After leaving school I trained and worked as a lawyer, but I combined this with a semi-professional musical career, playing flute and saxophone in a wide range of orchestras, bands and groups in the south-west of England. Becoming interested in early music and seeing the possibility of making instruments for the developing early music world, I took a three-year full-time course in Early Woodwind Technology at what was then called London College of Furniture and obtained a Diploma in Early Woodwind Technology with Distinction. While there I met people playing folk music and helped to found Blowzabella which I am happy to say is still going strong. Playing with Blowzabella turned out to be a good advertisement for my instruments, which helped to get my order-book going. Over the years I have had the pleasure of working with various part-time assistants, especially Rod Nelson who started in the mid 80s and was with me for many years; later ones include Roger Frood, Dominic Allan and Jim Blackburn.

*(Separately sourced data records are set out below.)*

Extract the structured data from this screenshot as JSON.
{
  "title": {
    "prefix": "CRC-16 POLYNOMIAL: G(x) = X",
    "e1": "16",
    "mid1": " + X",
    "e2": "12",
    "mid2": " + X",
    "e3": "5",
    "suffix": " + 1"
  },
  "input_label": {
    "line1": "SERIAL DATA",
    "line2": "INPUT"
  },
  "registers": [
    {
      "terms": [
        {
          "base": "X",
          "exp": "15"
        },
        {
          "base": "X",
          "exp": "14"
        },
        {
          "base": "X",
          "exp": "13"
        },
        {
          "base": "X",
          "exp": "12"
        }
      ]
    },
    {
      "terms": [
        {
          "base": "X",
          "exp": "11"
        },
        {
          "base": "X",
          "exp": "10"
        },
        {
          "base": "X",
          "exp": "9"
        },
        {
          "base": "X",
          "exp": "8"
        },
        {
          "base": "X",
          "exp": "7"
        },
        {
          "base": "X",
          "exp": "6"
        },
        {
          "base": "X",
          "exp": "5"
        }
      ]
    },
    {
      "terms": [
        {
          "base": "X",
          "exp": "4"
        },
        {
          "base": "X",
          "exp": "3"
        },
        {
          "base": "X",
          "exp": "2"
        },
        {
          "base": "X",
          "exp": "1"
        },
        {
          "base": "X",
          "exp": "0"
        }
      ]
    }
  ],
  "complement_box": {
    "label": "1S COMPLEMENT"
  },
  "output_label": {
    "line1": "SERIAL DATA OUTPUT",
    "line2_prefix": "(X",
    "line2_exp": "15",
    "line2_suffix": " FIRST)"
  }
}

Mike York has been with me since 2000; although he has long passed the apprentice stage, our relationship feels more like a partnership than that of a master/apprentice.

Michael York works with Jon Swayne

Michael York

My instrument-making career started when I came to work with Jon in 1999, having two years previously bought a set of his student pipes. After university, where I studied music and composition, I joined my friends at home in a folk band playing flutes. The accordion player, John, and I became fascinated by bagpipes and he made as many recordings as he could of  pipes heard on late night programmes on Radio 3, including a lot of Bulgarian gaida music. Then I discovered Jon’s pipes and got a grant from a local trust to buy the set of student pipes. Me and my friend Jim Penny did a lot of travelling and busking, went to St Chartier and generally began to meet people involved in folk music and bagpipes. I became enthused with the idea of  learning how to make pipes; Jon took me on, and I've been working with him ever since.
I consolidated my interest in gaida music by making three trips to Bulgaria to meet

musicians and instrument makers and on one trip spent ten days staying and studying with master gaida player and maker Petko Stefanov. Following on from that I made some gaidas for my own use. The experience of making single reeds for them, led to an interest in the double chanter pipes of Greece and Turkey, and to making a range of single reed pipes including Boha, Swedish pipes, Tulum and Tsabouna for various professional musicians. I’ve also designed a three-drone smallpipe in D using the same fingerings as Jon’s border pipes, though of course with just a nine note range. If I had to sum up my approach to instrument making, I would say that it is very much bound up with the music I want to play, in the sense that the process of making music usually starts with designing or modifying the instrument on which the subsequent music is to be performed.